В понедельник я был свободен от занятий; это означало, что я могу ходить кругами по двору и безуспешно думать. Еще я мог зайти в часовню и попросить Бога о помощи, а затем осознать, что я даже не понимаю в какой помощи нуждаюсь. В силе, чтобы остаться? Или в силе, чтобы уйти?
Для остальных членов нашей общины, понедельник стал днем, когда мы узнали, что нам нечего рассчитывать на помощь Комиссии по достопримечательностям. Брат Иларий провел бо́льшую часть дня на телефоне и сообщил нам результат переговоров за ужином. Даже брат Лео и его сегодняшние помощники – Клеменс и Квилан – вышли из кухни с мыльными руками, чтобы послушать. Брат Иларий начал с того, что рассказал нам: мы не можем надеяться на присвоение монастырю статуса достопримечательности, поскольку Комиссия семь лет назад уже отклонила нашу заявку.
Многие из братьев наперебой воскликнули: «Этого не может быть!»
– Мы бы об этом знали, – заявил брат Оливер. – Почему мы ничего не знали?
– Мы не владельцы, – сказал брат Иларий. – Флэттери были в курсе и присутствовали на слушаниях, чтобы опротестовать присвоение статуса. По идее, они должны были сообщить нам, но спустя семь лет вряд ли мы сможем что-то доказать с помощью этого аргумента.
Брат Клеменс, вытирая мыльные кисти и предплечья о чьи-то салфетки, спросил:
– По какой причине нам отказали?
Брат Флавиан, по его мнению, уже знал ответ:
– Похоже, у Флэттери есть друзья в верхах, да?
– Не в этом дело, – ответил брат Иларий.
– Тогда в чем же?
– У нас скучный фасад.
Все посмотрели на него.
– У нас тут монастырь, а не варьете, – сказал брат Перегрин.
– Но причина была именно такова, – подтвердил брат Иларий. – И, если подумать, все верно. У нас и правда скучный фасад.
Ну и придирка – скучный фасад! Брат Квилан, обладатель, кстати, отнюдь не скучного фасада, в недоумении спросил:
– Что это означает? При чем тут фасад? Я просто не понимаю.
– Закон о достопримечательностях того времени, – объяснил брат Иларий, – требовал от Комиссии рассматривать только фасад здания или внешние стены, выходящие на улицу. Внутреннее пространство можно было превратить хоть в каток для катания на роликах, но если сохранялся красивый исторический фасад – то все в порядке.
– Постой, позволь мне разобраться, – сказал брат Оливер. – Комиссия по достопримечательностям заботится о сохранении зданий, или только их фасадов?
– Фасадов. – Брат Иларий развел руками. – Комиссия и рада бы сделать больше, но бизнесмены, занимающиеся недвижимостью, вмешиваются и продавливают выгодные им решения, поэтому приходится идти на компромиссы.

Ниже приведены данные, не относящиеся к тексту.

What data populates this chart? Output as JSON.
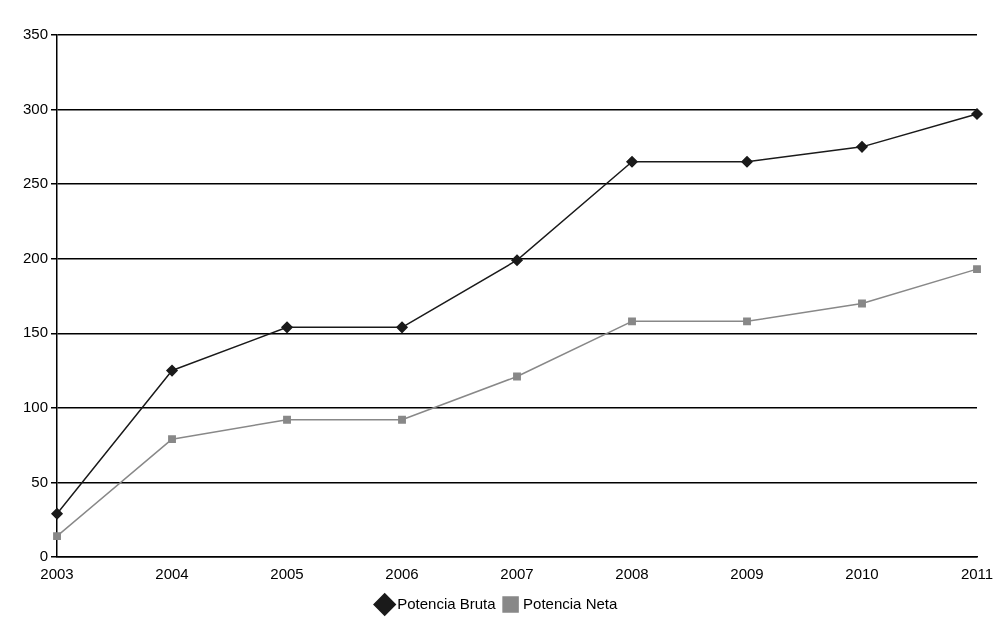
{
  "chart_data": {
    "type": "line",
    "categories": [
      "2003",
      "2004",
      "2005",
      "2006",
      "2007",
      "2008",
      "2009",
      "2010",
      "2011"
    ],
    "series": [
      {
        "name": "Potencia Bruta",
        "color": "#1a1a1a",
        "marker": "diamond",
        "values": [
          29,
          125,
          154,
          154,
          199,
          265,
          265,
          275,
          297
        ]
      },
      {
        "name": "Potencia Neta",
        "color": "#888888",
        "marker": "square",
        "values": [
          14,
          79,
          92,
          92,
          121,
          158,
          158,
          170,
          193
        ]
      }
    ],
    "ylim": [
      0,
      350
    ],
    "yticks": [
      0,
      50,
      100,
      150,
      200,
      250,
      300,
      350
    ],
    "grid": "y",
    "legend": "bottom",
    "line_style": "solid"
  }
}
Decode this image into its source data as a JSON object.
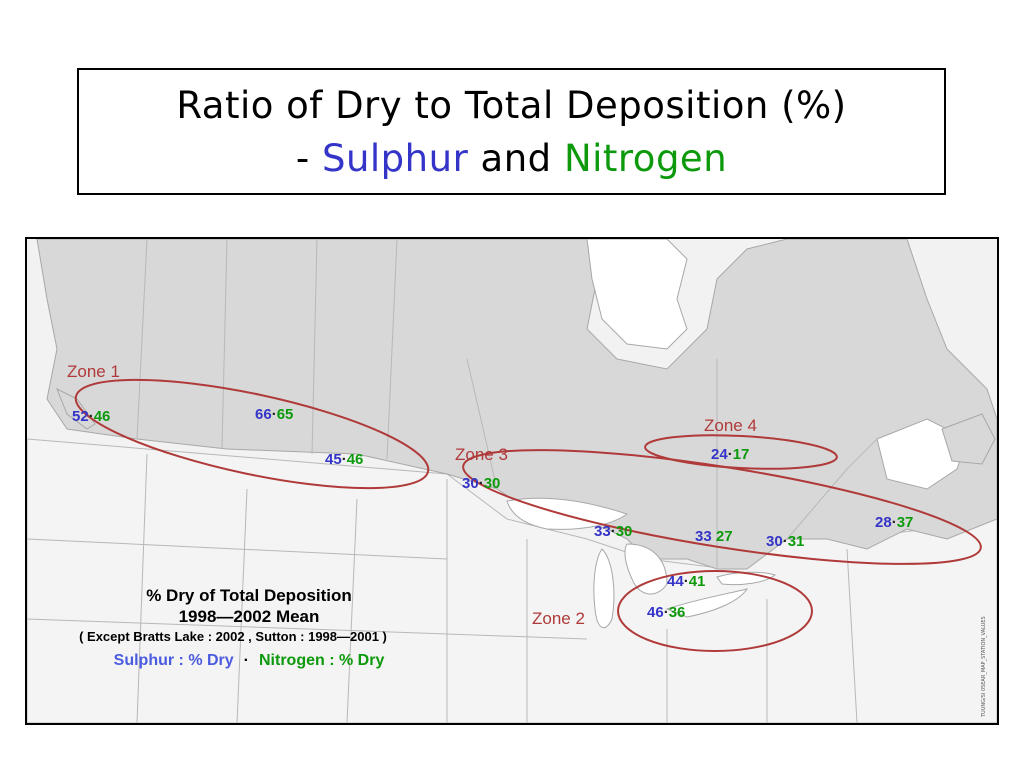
{
  "title": {
    "line1": "Ratio of Dry to Total Deposition (%)",
    "line2_prefix": "- ",
    "line2_sulphur": "Sulphur",
    "line2_and": " and ",
    "line2_nitrogen": "Nitrogen"
  },
  "colors": {
    "sulphur": "#3434c8",
    "nitrogen": "#0c9a0c",
    "zone": "#b03a3a",
    "land_canada": "#d9d9d9",
    "land_us": "#f2f2f2",
    "water": "#ffffff"
  },
  "zones": [
    {
      "label": "Zone 1"
    },
    {
      "label": "Zone 2"
    },
    {
      "label": "Zone 3"
    },
    {
      "label": "Zone 4"
    }
  ],
  "stations": [
    {
      "sulphur": "52",
      "sep": "·",
      "nitrogen": "46"
    },
    {
      "sulphur": "66",
      "sep": "·",
      "nitrogen": "65"
    },
    {
      "sulphur": "45",
      "sep": "·",
      "nitrogen": "46"
    },
    {
      "sulphur": "24",
      "sep": "·",
      "nitrogen": "17"
    },
    {
      "sulphur": "30",
      "sep": "·",
      "nitrogen": "30"
    },
    {
      "sulphur": "33",
      "sep": "·",
      "nitrogen": "30"
    },
    {
      "sulphur": "33",
      "sep": " ",
      "nitrogen": "27"
    },
    {
      "sulphur": "30",
      "sep": "·",
      "nitrogen": "31"
    },
    {
      "sulphur": "28",
      "sep": "·",
      "nitrogen": "37"
    },
    {
      "sulphur": "44",
      "sep": "·",
      "nitrogen": "41"
    },
    {
      "sulphur": "46",
      "sep": "·",
      "nitrogen": "36"
    }
  ],
  "legend": {
    "line1": "% Dry of Total Deposition",
    "line2": "1998—2002  Mean",
    "line3": "( Except Bratts Lake : 2002 , Sutton : 1998—2001 )",
    "sulphur_label": "Sulphur : % Dry",
    "dot": "·",
    "nitrogen_label": "Nitrogen : % Dry"
  },
  "credit": "TUUNG/SI  05EAR_MAP_STATION_VALUES"
}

В данном случае, закон гласил, что Комиссия по достопримечательностям не может присвоить зданию соответствующий статус ни на каком основании, кроме оценки его уличного фасада. Ни интересный с точки зрения архитектуры интерьер, ни полезное предназначение, вообще ничего не имеет значения, кроме фасада. А наш фасад – скучный.